We present the first entirely ground-based astrometric determination of the proper motion for the Fornax Local Group Dwarf Spheroidal satellite galaxy of the Milky Way , using CCD data acquired with the ESO 3.5 m NTT telescope at La Silla Observatory in Chile .
Our unweighted mean from five Quasar fields in the background of Fornax , used as fiducial reference points , leads to \mu _ { \alpha } \cos \delta = 0.62 \pm 0.16 mas y ^ { -1 } , and \mu _ { \delta } = -0.53 \pm 0.15 mas y ^ { -1 } .
A detailed comparison with all previous measurements of this quantity seems to imply that there is still no convincing convergence to a single value , perhaps indicating the existence of unnacounted systematic effects in ( some of ) these measurements .
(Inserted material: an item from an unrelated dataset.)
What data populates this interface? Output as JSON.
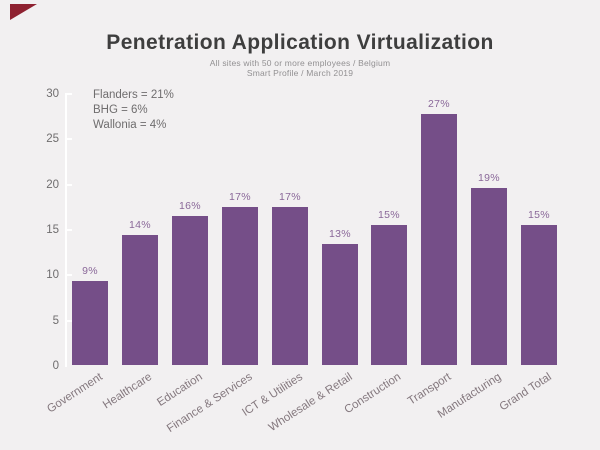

From all available proper motion and radial velocity measurements for Fornax , we compute Fornax ’ s orbital parameters and their uncertainty using a realistic Galactic potential and a Monte Carlo simulation .
Properties of the derived orbits are then compared to main star formation episodes in the history of Fornax .

All published proper motion values imply that Fornax has recently ( 200-300 Myr ago ) approached perigalacticon at a distance of \sim 150 kpc .
However , the derived period exhibits a large scatter , as does the apogalacticon .
Our orbit , being the most energetic , implies a very large apogalactic distance of \sim 950 kpc .
If this were the case , then Fornax would be a representative of an hypervelocity MW satellite in late infall .